Acrodysostosis syndromes

Abstract

Acrodysostosis (ADO) refers to a heterogeneous group of rare skeletal dysplasia that share characteristic features including severe brachydactyly, facial dysostosis and nasal hypoplasia. The literature describing acrodysostosis cases has been confusing because some reported patients may have had other phenotypically related diseases presenting with Albright Hereditary Osteodystrophy (AHO) such as pseudohypoparathyroidism type 1a (PHP1a) or pseudopseudohypoparathyroidism (PPHP). A question has been whether patients display or not abnormal mineral metabolism associated with resistance to PTH and/or resistance to other hormones that bind G-protein coupled receptors (GPCR) linked to Gsα, as observed in PHP1a. The recent identification in patients affected with acrodysostosis of defects in two genes, PRKAR1A and PDE4D, both important players in the GPCR-Gsα-cAMP-PKA signaling, has helped clarify some issues regarding the heterogeneity of acrodysostosis, in particular the presence of hormonal resistance. Two different genetic and phenotypic syndromes are now identified, both with a similar bone dysplasia: ADOHR, due to PRKAR1A defects, and ADOP4 (our denomination), due to PDE4D defects. The existence of GPCR-hormone resistance is typical of the ADOHR syndrome. We review here the PRKAR1A and PDE4D gene defects and phenotypes identified in acrodysostosis syndromes, and discuss them in view of phenotypically related diseases caused by defects in the same signaling pathway.

Figure 1

Photographs and X rays of the face and hand of a 12-year-old patient affected with ADOHR resulting from the R368X mutation in PRKAR1A. (a) Side and (b) front photographs of the face.
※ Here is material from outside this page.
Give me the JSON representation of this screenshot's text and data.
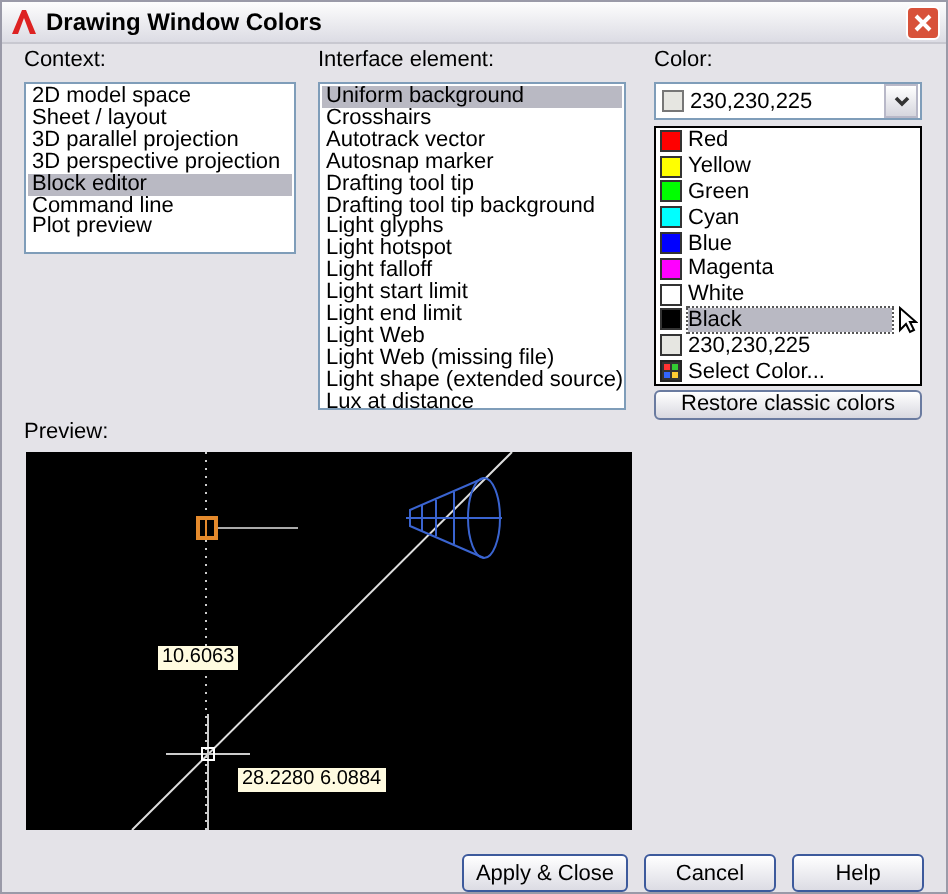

Note the facial dysostosis and severe maxilla-nasal hypoplasia. Photograph (c) and radiograph (d) of the left hand. Note the shortening of all metacarpals and phalanges, and the bulky and stocky aspect of all the affected bones. Standard X-rays show the short and broad metacarpals and phalanges, the cone-shaped epiphyses and advanced carpal and tarsal maturation.

Figure 2

Schematic representation of PRKAR1A indicating the functionally important domains. The numbers indicate the amino-acid residues at the domain boundaries (NP_002725). The exons coding for the domains are also indicated. The activatory mutations identified in ADOHR patients (bold) and in cell lines are indicated above the diagram. Inhibitory point mutations identified in patients with the Carney complex are indicated below the diagram. DD, dimerization domain; N-li, N-linker; IS, inhibitory site; C-li, C linker; CBA and CBB, cAMP-binding domain A and B.

Figure 3

Schematic representation of long isoforms of PDE4D indicating the functionally important domains. The numbers indicate the amino-acid residues at the domain boundaries (NP_001098101). The exons coding for the domains are also indicated. The catalytic domain is shared by all isoforms, the upstream conserved region 1 (ucr1) is shared by all long isoforms, and the upstream conserved region 2 (ucr2) is shared by all isoforms except for the super-short isoform. The missense mutations identified in patients with ADOP4 are shown above the diagram. UCR, upstream conserved region; LR, linker region; Cat, catalytic domain.